Apple has removed a popular Bible app and a Quran app in China after the communist country’s regime deemed that the apps violated local laws on hosting religious texts.

Bible App by Olive Tree, which has over 1 million downloads, and Quran Majeed, used by millions of Muslims, have been taken down due to compliance issues, the tech company told the BBC.

Apple refused to comment but directed the BBC to its Human Rights Policy: “We’re required to comply with local laws, and at times there are complex issues about which we may disagree with governments.”

Apple also told the BBC that the apps had been removed because Chinese officials had stated they violated laws on hosting illegal religious texts.

“Apple chief executive Tim Cook has been accused of hypocrisy from politicians in the U.S. for speaking out about American politics, but staying quiet about China,” the BBC noted.

Chinese authorities are also removing Bible apps and Christian WeChat public accounts as new highly restrictive administrative measures on religious staff went into effect earlier this year.
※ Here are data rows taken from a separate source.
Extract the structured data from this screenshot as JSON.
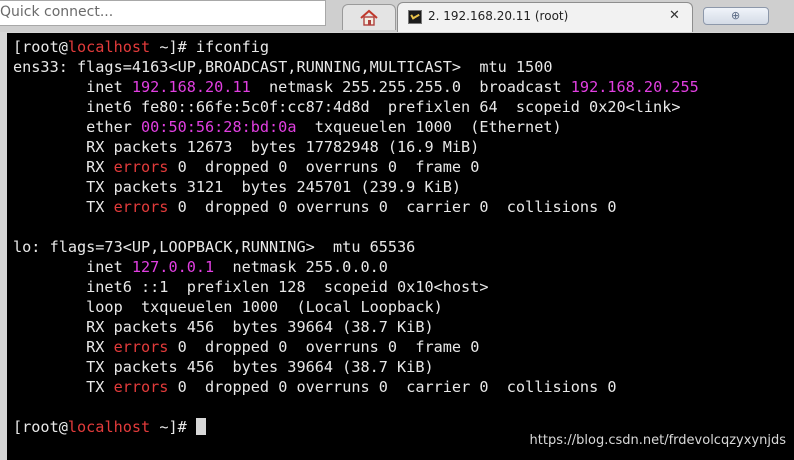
{
  "toolbar": {
    "quick_connect_text": "Quick connect..."
  },
  "tabs": {
    "home_icon": "home-icon",
    "session_title": "2. 192.168.20.11 (root)",
    "close_glyph": "✕",
    "new_tab_glyph": "⊕"
  },
  "terminal": {
    "prompt_user": "[root@",
    "prompt_host": "localhost",
    "prompt_end": " ~]# ",
    "command": "ifconfig",
    "ens33": {
      "header": "ens33: flags=4163<UP,BROADCAST,RUNNING,MULTICAST>  mtu 1500",
      "inet_label": "        inet ",
      "inet_ip": "192.168.20.11",
      "netmask": "  netmask 255.255.255.0  broadcast ",
      "broadcast": "192.168.20.255",
      "inet6": "        inet6 fe80::66fe:5c0f:cc87:4d8d  prefixlen 64  scopeid 0x20<link>",
      "ether_label": "        ether ",
      "mac": "00:50:56:28:bd:0a",
      "ether_rest": "  txqueuelen 1000  (Ethernet)",
      "rx_packets": "        RX packets 12673  bytes 17782948 (16.9 MiB)",
      "rx_err_label": "        RX ",
      "errors_word": "errors",
      "rx_err_rest": " 0  dropped 0  overruns 0  frame 0",
      "tx_packets": "        TX packets 3121  bytes 245701 (239.9 KiB)",
      "tx_err_label": "        TX ",
      "tx_err_rest": " 0  dropped 0 overruns 0  carrier 0  collisions 0"
    },
    "lo": {
      "header": "lo: flags=73<UP,LOOPBACK,RUNNING>  mtu 65536",
      "inet_label": "        inet ",
      "inet_ip": "127.0.0.1",
      "netmask": "  netmask 255.0.0.0",
      "inet6": "        inet6 ::1  prefixlen 128  scopeid 0x10<host>",
      "loop": "        loop  txqueuelen 1000  (Local Loopback)",
      "rx_packets": "        RX packets 456  bytes 39664 (38.7 KiB)",
      "rx_err_label": "        RX ",
      "errors_word": "errors",
      "rx_err_rest": " 0  dropped 0  overruns 0  frame 0",
      "tx_packets": "        TX packets 456  bytes 39664 (38.7 KiB)",
      "tx_err_label": "        TX ",
      "tx_err_rest": " 0  dropped 0 overruns 0  carrier 0  collisions 0"
    },
    "watermark": "https://blog.csdn.net/frdevolcqzyxynjds"
  },
  "colors": {
    "highlight": "#e13fe1",
    "error": "#e33b3b",
    "background": "#000000"
  }
}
Open Doors estimates that China has more than 97 million Christians, many of whom worship in unregistered or so-called “illegal” underground churches. 

The U.S.-based persecution watchdog International Christian Concern documented more than 100 incidents of Christian persecution in China between July 2020 and June 2021 as the country’s communist regime seeks to forcefully convert independent religious groups into mechanisms of the Chinese Communist Party.

ICC tracked 23 incidents of authorities demolishing religious structures and symbols during its reporting period, the group said in its report.

“The CCP has torn down, destroyed, and removed numerous churches in China, especially those that refused to submit to its control,” the report said.

The persecution watchdog added in the report that it recorded 14 cases of “Sinicization,” which is a state campaign to forcefully assimilate religious groups into CCP-defined Chinese culture.

As an example, ICC highlighted the plight of a church bookstore that was forced to display Mao Zedong’s Little Red Book instead of the Bible. The Administration for Religious Affairs also ordered Christians to study President Xi’s book and memorize his speeches.

Under the direction of President Xi Jinping, officials from the CCP have been enforcing strict controls on religion, according to another report released in March by China Aid.

Open Doors USA, which monitors persecution in over 60 countries, estimates that there are about 97 million Christians in China, a large percentage of whom worship in what China considers to be “illegal” and unregistered underground house churches.

Christians are not the only religious minority to face persecution at the hands of the CCP, however.

Estimates suggest that as many as 1 million to 3 million Uyghur and other ethnic Muslims have been subject to internment camps in the western Xinjiang province, where they are taught to be secular citizens who fall in line with the CCP. In January, the U.S. State Department recognized China’s treatment of Uyghurs as a “genocide.”